Children who are picky and eat less prefer to drink milk and juice instead of eating. Children who drink these high-calorie beverages reject other nutrients due to the feeling of satiety. It has been determined that the families of children with anorexia do not spare enough time to feed their children.

It should be emphasized again that the most important factor positively affecting appetite is the education level of the mother. It has been observed that the babies of educated mothers are more successful in starting and continuing breastfeeding for a longer period of time, these babies consume more fruit and are less accustomed to harmful foods. Children who are started to kindergarten early, on the other hand, get used to harmful foods earlier. The older the mother, the greater her experience and positively affects the baby’s nutrition and appetite.

While trying to feed babies while watching TV causes deterioration of nutritional control and loss of appetite, activity and exercise have a positive effect on appetite.

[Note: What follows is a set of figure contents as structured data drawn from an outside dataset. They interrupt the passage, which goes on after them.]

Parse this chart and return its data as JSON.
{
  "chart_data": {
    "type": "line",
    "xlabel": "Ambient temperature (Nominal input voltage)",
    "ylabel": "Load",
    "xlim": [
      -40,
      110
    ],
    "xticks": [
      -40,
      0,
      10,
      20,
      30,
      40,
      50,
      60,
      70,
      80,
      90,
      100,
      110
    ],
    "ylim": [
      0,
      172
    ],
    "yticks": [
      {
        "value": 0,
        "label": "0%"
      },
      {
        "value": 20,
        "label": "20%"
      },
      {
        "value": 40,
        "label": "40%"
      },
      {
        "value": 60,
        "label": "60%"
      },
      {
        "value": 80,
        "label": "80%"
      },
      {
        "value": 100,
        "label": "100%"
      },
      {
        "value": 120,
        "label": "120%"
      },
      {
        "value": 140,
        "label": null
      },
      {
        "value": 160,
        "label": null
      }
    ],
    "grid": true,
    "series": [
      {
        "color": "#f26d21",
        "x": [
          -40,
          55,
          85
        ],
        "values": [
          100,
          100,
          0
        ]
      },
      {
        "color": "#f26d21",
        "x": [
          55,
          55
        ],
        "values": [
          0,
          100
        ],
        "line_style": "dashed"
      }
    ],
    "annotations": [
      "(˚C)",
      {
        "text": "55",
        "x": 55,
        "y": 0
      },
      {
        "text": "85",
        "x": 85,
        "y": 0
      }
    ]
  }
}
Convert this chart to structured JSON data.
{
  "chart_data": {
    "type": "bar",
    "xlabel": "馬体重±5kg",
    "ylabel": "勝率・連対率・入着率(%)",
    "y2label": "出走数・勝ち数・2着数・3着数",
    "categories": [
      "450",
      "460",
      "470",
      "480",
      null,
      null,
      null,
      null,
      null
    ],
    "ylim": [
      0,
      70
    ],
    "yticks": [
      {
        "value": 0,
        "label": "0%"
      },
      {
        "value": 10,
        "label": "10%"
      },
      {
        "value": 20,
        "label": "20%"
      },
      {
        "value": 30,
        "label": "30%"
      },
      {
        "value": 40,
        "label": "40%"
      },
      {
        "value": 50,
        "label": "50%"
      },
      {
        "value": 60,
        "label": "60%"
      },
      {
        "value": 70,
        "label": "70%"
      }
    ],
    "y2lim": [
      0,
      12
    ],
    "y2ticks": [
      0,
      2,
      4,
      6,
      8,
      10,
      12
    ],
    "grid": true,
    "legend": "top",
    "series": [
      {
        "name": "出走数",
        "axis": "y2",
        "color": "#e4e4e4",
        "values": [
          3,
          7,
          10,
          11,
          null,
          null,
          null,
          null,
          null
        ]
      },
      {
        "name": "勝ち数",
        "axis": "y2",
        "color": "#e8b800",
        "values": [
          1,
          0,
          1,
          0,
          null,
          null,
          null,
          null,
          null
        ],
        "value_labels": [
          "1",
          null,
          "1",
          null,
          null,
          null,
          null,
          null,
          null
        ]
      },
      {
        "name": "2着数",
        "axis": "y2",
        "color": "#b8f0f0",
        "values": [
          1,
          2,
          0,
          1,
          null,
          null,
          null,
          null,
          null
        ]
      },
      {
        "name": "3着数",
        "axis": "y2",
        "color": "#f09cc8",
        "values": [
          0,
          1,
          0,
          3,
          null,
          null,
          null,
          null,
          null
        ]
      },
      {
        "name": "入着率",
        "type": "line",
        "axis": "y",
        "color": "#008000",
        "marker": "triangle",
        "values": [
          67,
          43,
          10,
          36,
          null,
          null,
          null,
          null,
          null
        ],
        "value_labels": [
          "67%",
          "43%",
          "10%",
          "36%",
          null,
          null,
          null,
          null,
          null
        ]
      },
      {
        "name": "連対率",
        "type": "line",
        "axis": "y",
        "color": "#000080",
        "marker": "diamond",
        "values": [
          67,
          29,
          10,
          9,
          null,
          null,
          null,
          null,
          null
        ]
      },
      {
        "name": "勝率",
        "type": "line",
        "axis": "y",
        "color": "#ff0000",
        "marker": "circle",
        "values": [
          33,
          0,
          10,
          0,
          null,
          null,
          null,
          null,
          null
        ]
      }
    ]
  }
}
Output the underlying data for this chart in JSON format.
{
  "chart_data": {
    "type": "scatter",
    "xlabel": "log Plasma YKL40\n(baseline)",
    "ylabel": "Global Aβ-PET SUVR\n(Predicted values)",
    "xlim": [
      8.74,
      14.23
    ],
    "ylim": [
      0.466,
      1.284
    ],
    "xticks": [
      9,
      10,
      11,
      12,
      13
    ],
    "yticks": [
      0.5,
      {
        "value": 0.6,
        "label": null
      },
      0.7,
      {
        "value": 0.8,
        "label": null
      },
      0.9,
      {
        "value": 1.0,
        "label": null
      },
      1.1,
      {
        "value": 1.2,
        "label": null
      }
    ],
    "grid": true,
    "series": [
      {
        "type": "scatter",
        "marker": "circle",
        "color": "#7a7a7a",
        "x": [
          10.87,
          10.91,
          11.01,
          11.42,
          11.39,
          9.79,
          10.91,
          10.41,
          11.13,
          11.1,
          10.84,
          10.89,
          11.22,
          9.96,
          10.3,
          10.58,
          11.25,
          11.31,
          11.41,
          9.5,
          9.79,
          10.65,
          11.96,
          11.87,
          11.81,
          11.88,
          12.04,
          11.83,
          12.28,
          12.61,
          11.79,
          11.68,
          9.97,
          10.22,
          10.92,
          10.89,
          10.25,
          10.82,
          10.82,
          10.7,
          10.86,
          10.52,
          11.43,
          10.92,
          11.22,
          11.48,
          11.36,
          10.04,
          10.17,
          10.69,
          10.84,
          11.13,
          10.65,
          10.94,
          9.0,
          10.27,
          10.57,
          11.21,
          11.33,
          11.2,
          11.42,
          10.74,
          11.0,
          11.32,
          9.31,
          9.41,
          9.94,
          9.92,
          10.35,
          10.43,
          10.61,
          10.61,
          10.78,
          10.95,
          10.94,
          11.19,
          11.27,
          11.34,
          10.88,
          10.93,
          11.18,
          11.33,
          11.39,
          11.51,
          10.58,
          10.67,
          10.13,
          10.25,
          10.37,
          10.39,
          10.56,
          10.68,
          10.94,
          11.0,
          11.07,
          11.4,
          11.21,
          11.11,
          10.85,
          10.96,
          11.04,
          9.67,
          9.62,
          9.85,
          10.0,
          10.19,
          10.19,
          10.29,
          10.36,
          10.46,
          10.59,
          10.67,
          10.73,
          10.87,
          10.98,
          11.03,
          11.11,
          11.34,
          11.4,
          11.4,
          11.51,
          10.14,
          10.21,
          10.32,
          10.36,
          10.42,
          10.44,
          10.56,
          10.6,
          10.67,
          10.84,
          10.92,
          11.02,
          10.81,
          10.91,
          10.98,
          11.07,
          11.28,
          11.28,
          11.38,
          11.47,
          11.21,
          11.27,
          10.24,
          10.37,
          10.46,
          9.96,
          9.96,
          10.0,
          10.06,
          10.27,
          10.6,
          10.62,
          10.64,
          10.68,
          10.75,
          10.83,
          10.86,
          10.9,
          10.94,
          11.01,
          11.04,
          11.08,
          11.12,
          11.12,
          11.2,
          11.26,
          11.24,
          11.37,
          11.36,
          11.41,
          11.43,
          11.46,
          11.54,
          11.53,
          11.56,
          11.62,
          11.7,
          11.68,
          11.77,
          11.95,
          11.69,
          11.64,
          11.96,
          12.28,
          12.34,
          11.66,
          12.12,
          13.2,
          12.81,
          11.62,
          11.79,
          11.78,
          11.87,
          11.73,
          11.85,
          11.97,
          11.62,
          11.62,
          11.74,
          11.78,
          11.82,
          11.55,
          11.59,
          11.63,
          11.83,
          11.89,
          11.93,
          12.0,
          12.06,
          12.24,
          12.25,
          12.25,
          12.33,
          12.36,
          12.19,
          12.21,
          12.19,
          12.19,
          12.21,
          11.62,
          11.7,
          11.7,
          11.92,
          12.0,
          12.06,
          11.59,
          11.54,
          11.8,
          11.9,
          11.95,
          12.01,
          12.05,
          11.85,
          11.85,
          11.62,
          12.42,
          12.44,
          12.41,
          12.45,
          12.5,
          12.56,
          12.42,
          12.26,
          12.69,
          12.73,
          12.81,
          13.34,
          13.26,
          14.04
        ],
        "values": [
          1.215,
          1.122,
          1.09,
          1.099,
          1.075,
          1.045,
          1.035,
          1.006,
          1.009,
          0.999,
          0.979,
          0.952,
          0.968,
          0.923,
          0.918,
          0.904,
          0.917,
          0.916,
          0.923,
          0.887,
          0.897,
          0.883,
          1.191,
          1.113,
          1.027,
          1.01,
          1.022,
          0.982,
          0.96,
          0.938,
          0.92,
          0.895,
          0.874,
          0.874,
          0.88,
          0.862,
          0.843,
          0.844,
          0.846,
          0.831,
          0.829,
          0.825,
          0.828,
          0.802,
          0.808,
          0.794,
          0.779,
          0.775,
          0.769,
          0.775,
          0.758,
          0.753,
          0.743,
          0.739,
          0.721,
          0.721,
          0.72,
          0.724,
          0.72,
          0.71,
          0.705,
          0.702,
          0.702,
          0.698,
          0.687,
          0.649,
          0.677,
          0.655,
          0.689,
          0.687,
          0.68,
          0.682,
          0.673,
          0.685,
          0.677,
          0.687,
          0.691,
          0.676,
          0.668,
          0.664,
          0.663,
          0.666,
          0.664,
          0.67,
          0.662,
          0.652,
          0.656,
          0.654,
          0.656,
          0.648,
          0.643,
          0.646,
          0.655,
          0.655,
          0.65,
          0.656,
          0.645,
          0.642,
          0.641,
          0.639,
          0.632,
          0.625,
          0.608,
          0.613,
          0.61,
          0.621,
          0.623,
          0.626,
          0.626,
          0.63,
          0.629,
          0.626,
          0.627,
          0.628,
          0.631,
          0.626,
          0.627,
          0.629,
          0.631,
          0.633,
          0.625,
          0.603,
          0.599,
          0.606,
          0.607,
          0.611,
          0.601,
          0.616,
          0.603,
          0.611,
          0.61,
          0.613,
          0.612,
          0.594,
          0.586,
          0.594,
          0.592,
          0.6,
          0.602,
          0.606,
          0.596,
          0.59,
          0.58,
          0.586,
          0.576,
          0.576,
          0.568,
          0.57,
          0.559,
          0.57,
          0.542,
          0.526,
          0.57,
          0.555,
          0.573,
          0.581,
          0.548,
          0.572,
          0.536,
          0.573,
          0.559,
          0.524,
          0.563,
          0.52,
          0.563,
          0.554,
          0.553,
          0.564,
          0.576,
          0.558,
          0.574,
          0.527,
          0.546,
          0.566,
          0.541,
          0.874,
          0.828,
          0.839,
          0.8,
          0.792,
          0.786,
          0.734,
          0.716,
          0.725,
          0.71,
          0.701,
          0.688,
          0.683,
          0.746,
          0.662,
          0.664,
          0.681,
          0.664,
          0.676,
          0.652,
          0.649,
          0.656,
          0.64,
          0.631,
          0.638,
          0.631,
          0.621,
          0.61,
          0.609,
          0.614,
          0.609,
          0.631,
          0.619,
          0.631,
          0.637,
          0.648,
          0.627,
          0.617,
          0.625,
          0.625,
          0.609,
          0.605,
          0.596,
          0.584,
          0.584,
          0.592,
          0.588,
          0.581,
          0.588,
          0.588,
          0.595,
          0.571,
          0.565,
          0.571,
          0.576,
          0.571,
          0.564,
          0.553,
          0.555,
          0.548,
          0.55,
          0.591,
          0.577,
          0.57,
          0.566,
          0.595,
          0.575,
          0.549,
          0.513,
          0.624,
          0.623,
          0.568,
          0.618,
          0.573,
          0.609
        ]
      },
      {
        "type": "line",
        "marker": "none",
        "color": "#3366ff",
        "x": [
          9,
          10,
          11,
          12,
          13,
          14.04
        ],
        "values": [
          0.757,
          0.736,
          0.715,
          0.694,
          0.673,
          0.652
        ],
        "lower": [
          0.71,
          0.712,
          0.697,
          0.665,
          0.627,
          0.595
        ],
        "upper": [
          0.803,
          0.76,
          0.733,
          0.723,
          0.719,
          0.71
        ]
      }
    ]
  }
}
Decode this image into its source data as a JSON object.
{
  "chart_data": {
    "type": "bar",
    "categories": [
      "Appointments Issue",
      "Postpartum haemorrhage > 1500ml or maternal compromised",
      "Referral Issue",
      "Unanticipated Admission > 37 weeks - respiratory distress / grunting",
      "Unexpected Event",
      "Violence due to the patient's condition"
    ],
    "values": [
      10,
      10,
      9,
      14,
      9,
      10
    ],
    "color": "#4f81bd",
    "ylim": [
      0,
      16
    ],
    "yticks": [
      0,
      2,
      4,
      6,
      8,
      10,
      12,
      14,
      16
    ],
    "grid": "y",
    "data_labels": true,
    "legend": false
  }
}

If anorexia is accompanied by other symptoms, it should be investigated.
If there is growth and developmental delay in a child who is said to have anorexia, it should be investigated whether there is a serious underlying cause. Infectious diseases in children reduce appetite. Digestive system diseases such as gastritis, ulcer, reflux, constipation, liver diseases, heart, kidney and lung diseases cause a decrease in appetite. In addition, malignant diseases such as tuberculosis, cancer, hypothyroidism also cause a decrease in appetite. If there are symptoms of any of these diseases, the research is deepened and the underlying disease is treated.

Iron deficiency anemia causes loss of appetite, and if iron deficiency is corrected, loss of appetite will improve. Although there is no vitamin deficiency, multivitamins used for anorexia do not show any effect on anorexia.

What can parents do?
Suggestions that will be useful to families in the follow-up of an anorexia child can be summarized as follows:

-Drinks such as fruit juice, milk, tea, cola should be limited to the child and these drinks should not be given before the meal, during the meal.
-Meals should be prepared taking into account the wishes and priorities of the children, and the child should be allowed to eat himself.
-If the food offered to the child is rejected during the meal, it should not be insisted on at that moment, other options should be offered, but the rejected food should be offered to the child repeatedly at regular intervals.
-The meal times of the child should be regular, they should be seated at the table with family members, and they should be allowed to eat by themselves. Foods such as sugar, chocolate, ready-made fruit juice, and beverages such as cola should not be given between meals.
-The child’s plate should be decorated in a way that attracts his attention.
-The television must be turned off during the meal.
-Eating with the crowd positively affects the child’s appetite.
-Children with no appetite should not be given multivitamins unnecessarily.
-The frequency of meals for children with no appetite should be increased and the contents of the meals should be enriched.
-Families and caregivers of children with anorexia should be trained to correct their mistakes.